Pour les prêteurs et les déposants, la préoccupation immédiate est l'exposition : quels coffres (vaults) ou marchés ont été touchés, si les positions en cours demeurent solvables et si le protocole suspendra les fonctions privilégiées pendant qu'il enquête et communique les prochaines étapes.
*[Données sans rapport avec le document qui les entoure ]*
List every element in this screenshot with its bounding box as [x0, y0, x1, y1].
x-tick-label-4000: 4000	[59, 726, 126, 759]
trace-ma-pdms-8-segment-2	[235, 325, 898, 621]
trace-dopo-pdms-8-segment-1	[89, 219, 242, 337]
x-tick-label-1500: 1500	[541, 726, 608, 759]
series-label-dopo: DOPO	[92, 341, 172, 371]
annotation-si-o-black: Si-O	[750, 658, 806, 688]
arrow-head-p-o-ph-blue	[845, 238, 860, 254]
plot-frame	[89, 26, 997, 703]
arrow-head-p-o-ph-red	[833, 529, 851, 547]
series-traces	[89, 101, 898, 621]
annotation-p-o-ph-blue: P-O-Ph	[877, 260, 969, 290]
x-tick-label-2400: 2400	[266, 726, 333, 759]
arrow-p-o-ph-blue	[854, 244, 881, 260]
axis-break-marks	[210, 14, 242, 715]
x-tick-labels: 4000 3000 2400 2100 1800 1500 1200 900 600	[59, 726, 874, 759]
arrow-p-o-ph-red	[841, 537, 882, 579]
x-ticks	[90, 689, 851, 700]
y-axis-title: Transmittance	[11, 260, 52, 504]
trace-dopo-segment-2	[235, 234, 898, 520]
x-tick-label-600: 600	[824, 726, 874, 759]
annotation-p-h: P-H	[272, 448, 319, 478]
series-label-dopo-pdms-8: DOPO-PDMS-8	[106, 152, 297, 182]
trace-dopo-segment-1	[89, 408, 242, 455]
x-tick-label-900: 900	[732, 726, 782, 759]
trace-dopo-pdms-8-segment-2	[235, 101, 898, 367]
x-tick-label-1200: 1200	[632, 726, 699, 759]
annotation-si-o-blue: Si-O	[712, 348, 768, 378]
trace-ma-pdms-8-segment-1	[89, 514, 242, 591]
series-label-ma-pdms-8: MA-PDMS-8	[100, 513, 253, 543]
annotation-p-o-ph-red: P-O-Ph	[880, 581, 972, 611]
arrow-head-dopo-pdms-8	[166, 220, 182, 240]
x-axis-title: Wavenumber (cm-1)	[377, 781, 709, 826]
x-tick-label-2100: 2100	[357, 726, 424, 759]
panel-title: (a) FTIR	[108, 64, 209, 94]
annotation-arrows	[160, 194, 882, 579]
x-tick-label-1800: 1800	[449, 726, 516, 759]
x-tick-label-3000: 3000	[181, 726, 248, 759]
Les mises à jour publiques de Term Finance sont diffusées via son canal officiel sur X.

L'ensemble des mesures probables reflète d'autres incidents de gouvernance : suspension des contrats concernés, resserrage des seuils de proposition ou des durées de timelock, et réaudit des fonctions accessibles à la gouvernance. Ces étapes sont devenues un plan d'action familier pour les équipes DeFi confrontées à des incidents de sécurité, à l'image de la manière dont d'autres projets — dont The Sandbox, qui a déclaré avoir contenu une attaque contre son pont (bridge) — ont géré des événements similaires. Le rétablissement peut aussi aller au-delà des correctifs : Beanstalk a finalement été relancé après une levée de fonds menée par la communauté, un précédent de reconstruction d'un protocole après un échec de gouvernance.

La transparence post-incident est ici la variable qui influence le plus la crédibilité du protocole. Une explication claire de l'accumulation de votes par l'attaquant, de la fonction exacte exploitée et du calendrier de remédiation comptera davantage pour la liquidité restante que le chiffre de la perte annoncé en tête d'article.